Les gens ils le prennent super… quand tu demandes à une personne si elle comprend le rejet de l’OFPRA, on peut expliquer dans quel sens tu entends « comprendre » déjà, et expliquer pourquoi on lui dit que ce qu’elle raconte c’est peu probant. Enfin tu peux lui expliquer cent fois à la personne, elle ne va pas l’entendre et elle prend une énorme claque quoi. Enfin, certaines personnes en tout cas.
Oui, même si tu expliques que c’est le point de vue de l’administration,
Pour eux, c’est eux, c’est l’Etat français
Oui et puis ce n’est pas que du mécanique parce que quand même les gens ils ont été reçus par l’Officier de l’OFPRA. Donc tu vois, les gens ils ont été entendus souvent, parce que nous quand on fait des demandes avec les gens, on demande qu’ils soient entendus. Donc ils ont été convoqués à Paris, ils ont pu plus ou moins s’expliquer par oral, avec un interprète, etc…. Donc ils ont l’impression d’avoir dit des choses importantes et quand ils reçoivent la décision, avec la façon dont c’est motivé c’est vraiment violent.

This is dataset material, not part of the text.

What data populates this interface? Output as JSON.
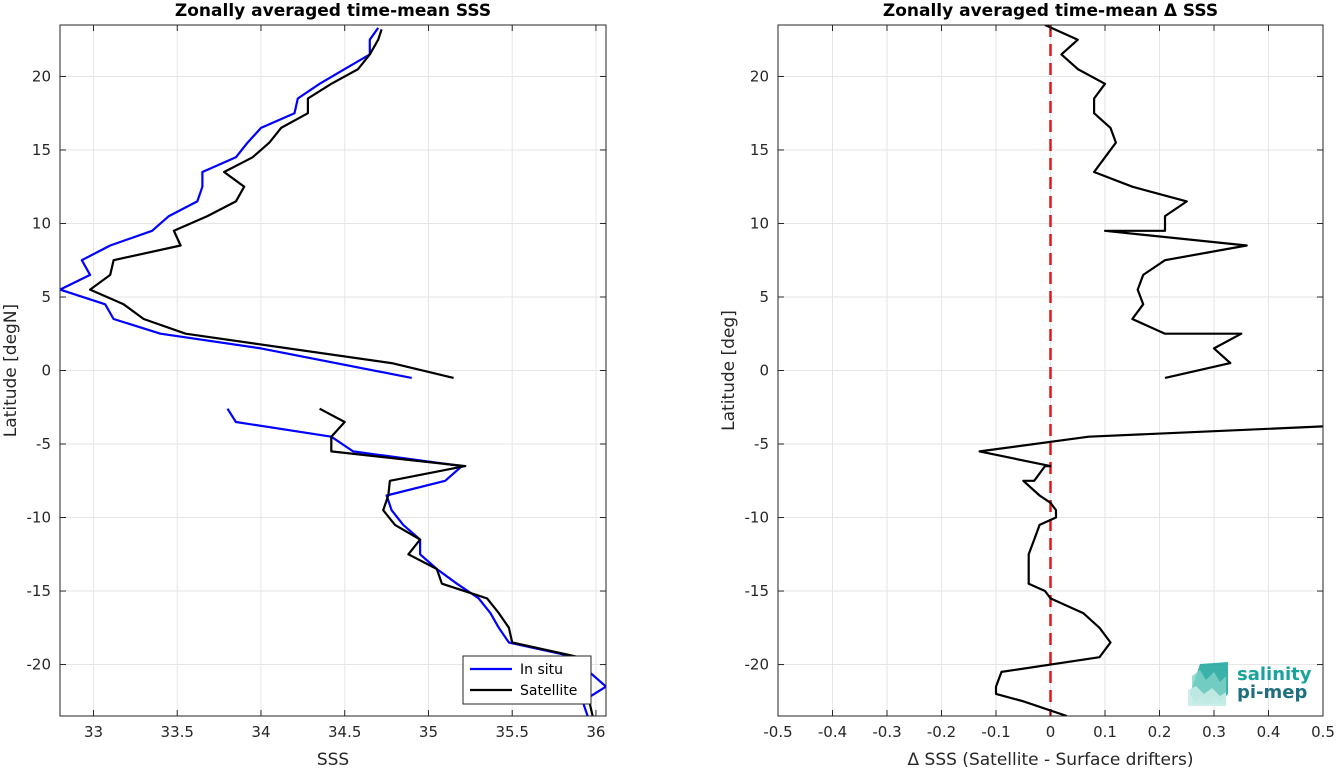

Enfin, les décisions de l’OFPRA, quand tu as un refus de l’OFPRA, tu as certaines personnes avec qui tu passes vraiment du temps à expliquer le truc parce que c’est super mal vécu quoi. C’est une négation, enfin en gros on leur dit qu’ils mentent, qu’ils racontent n’importe quoi pour obtenir l’asile et donc c’est une horreur quoi.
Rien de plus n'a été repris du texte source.